Home Chemistry The energetics of two types of tetracarbon, C4 and a problem! « Henry Rzepa’s Weblog

The energetics of two types of tetracarbon, C4 and a problem! « Henry Rzepa’s Weblog

The energetics of two types of tetracarbon, C4 and a problem! « Henry Rzepa’s Weblog


The subject of dicarbon, C2, has been mentioned right here for a couple of years now. It undoubtedly can be a gasoline! This side of the species got here to the fore lately[1] when additional experiments on a possible chemical precursor of dicarbon, the zwitterion X(+)-C≡C(-), confirmed that completely different variants of X(+), comparable to not solely X=PhI(+), but additionally e.g. X=dibenzothiophenium(+) appeared to generate a gaseous species, which may very well be trapped as “C2” in a solvent-free linked flask experiment.

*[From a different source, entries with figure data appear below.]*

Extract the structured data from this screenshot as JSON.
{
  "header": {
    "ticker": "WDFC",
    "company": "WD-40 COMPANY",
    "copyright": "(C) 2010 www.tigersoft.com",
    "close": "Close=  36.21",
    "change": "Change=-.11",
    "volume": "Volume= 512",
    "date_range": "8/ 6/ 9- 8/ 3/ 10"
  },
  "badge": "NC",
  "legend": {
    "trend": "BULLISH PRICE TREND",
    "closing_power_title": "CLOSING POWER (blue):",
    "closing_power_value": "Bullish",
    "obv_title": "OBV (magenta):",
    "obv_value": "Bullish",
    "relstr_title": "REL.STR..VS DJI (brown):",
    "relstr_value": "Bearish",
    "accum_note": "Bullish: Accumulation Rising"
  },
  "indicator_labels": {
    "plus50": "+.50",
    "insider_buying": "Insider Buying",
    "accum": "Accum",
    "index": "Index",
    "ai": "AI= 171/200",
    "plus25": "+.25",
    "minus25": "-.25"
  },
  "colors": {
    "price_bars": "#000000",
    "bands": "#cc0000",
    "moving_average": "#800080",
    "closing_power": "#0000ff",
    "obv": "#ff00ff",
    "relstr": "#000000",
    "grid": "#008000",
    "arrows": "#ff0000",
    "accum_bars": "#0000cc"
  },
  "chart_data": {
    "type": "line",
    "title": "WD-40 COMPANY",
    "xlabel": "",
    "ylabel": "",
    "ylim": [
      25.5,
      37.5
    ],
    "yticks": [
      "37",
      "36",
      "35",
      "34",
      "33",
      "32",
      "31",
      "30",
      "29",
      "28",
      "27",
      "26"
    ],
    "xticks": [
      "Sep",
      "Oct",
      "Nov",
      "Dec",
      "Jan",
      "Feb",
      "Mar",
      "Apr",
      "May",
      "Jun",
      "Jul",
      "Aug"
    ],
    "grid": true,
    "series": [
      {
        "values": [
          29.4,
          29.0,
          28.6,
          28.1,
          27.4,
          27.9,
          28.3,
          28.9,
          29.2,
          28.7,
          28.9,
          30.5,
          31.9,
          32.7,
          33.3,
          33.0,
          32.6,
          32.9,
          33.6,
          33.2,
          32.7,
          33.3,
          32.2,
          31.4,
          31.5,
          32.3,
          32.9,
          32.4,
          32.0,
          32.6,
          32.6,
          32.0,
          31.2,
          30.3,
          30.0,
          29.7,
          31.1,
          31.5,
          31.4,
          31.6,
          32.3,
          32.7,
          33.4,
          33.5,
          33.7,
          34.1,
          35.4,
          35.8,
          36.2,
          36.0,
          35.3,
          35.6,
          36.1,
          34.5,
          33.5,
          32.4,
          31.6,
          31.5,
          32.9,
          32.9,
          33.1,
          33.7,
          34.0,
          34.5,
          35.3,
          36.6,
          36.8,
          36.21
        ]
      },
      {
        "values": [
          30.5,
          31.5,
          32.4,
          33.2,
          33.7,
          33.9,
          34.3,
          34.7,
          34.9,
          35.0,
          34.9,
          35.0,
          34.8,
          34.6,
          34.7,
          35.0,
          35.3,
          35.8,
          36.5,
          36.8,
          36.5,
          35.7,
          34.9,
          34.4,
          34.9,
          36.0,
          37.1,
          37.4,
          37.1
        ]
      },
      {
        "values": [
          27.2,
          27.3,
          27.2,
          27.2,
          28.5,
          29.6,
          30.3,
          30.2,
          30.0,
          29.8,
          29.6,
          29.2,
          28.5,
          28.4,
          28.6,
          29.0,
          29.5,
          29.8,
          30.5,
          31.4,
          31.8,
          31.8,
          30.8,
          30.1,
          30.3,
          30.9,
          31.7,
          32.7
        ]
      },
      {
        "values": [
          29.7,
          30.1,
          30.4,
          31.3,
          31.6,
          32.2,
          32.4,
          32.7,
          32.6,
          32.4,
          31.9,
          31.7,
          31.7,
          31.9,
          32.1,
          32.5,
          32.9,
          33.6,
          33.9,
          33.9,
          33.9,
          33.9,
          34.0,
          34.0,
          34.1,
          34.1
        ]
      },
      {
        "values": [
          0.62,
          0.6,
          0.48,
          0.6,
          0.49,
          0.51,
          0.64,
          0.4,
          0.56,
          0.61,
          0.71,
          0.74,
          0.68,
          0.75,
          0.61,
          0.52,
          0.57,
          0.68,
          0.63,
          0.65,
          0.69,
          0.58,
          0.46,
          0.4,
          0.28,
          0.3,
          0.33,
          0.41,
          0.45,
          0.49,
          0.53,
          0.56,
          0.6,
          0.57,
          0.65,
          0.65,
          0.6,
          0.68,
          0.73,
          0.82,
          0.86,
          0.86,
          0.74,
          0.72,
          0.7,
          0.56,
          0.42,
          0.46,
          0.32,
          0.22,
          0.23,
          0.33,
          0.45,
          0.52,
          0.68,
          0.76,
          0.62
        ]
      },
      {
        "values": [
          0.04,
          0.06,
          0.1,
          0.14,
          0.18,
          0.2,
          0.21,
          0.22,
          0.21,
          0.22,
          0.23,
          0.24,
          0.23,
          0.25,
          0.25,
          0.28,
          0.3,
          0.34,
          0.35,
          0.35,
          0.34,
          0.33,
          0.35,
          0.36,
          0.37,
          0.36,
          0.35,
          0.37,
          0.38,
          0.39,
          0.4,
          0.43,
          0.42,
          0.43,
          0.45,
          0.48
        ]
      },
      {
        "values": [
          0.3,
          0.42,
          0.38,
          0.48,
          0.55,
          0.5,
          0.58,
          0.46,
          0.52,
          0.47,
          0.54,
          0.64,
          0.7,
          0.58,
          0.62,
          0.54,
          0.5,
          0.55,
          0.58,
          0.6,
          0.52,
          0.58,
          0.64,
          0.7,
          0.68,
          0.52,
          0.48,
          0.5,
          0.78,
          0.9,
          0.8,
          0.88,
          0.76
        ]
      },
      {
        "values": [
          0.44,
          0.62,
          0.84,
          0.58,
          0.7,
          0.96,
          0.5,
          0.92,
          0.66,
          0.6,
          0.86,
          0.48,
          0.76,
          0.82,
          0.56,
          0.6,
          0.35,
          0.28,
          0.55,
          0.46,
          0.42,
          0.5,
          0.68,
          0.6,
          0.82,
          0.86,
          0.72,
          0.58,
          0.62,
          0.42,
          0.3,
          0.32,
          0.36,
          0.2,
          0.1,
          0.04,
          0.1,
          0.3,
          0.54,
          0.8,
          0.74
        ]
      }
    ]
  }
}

A part of the thriller is that C2 itself is an especially excessive vitality species, its dimerisation to C4 being round 107 kcal/mol exoenergic in free vitality. Now, earlier calculations[2] had revealed that the response of the precursor PhI(+)-C≡C(-) with itself can happen on a comparatively low vitality pathway which avoids the very excessive vitality of C2. The IRC for this response is proven under, exhibiting a modest barrier and a really exothermic response to the species PhI(+)-CCCC(-) and IPh. 

Right here I carry your consideration to an odd characteristic on the IRC, within the area of -5. On this area, successfully “free C4” is fashioned (at an vitality some 60 kcal/mol decrease than the reactants and 167 kcal/mol decrease than two molecules of free C2), however this species is instantly trapped by a PhI to type the ultimate merchandise with an extra lower in vitality of ~20 kcal/mol. Suppose nevertheless, in a molecular dynamics sense, some proportion of this “C4” might take a unique trajectory and free itself at this level, therefore escaping being trapped by PhI? This response would then generate what once more is presumably a gaseous C4.

Right here I discover what may occur subsequent, to reply the query of whether or not linear C4 is steady, or will it convert into one thing else? The scheme under reveals a number of the doable pathways, resulting in the bicyclic type which I’ve beforehand mentioned extensively when it comes to its stabilising aromaticity. Calculations are on the CCSD(T)/Def2-TZVPPD gasoline part stage, permitting biradicals to type (FAIR Information DOI: 10.14469/hpc/11956).

You possibly can see that C4 is in a modest thermal effectively, with a free vitality barrier to cyclisation of ~22 kcal/mol. So generated at comparatively low energies, it’d retain its linear construction, whereas at room temperatures or increased, it is going to in all probability find yourself because the bicyclic fragrant species.

The important thing calculation may be that dimerisation response proven above. Would molecular dynamics present {that a} proportion of the response permits the escape of C4? Would that be temperature/stress dependent? I’m not about to attempt these calculations, however provides of doing so gladly accepted! However that doesn’t essentially clear up the thriller of this response, alluded to above.[1] Is the trapped gaseous species C2 itself, C4 in some type, or certainly one thing else completely?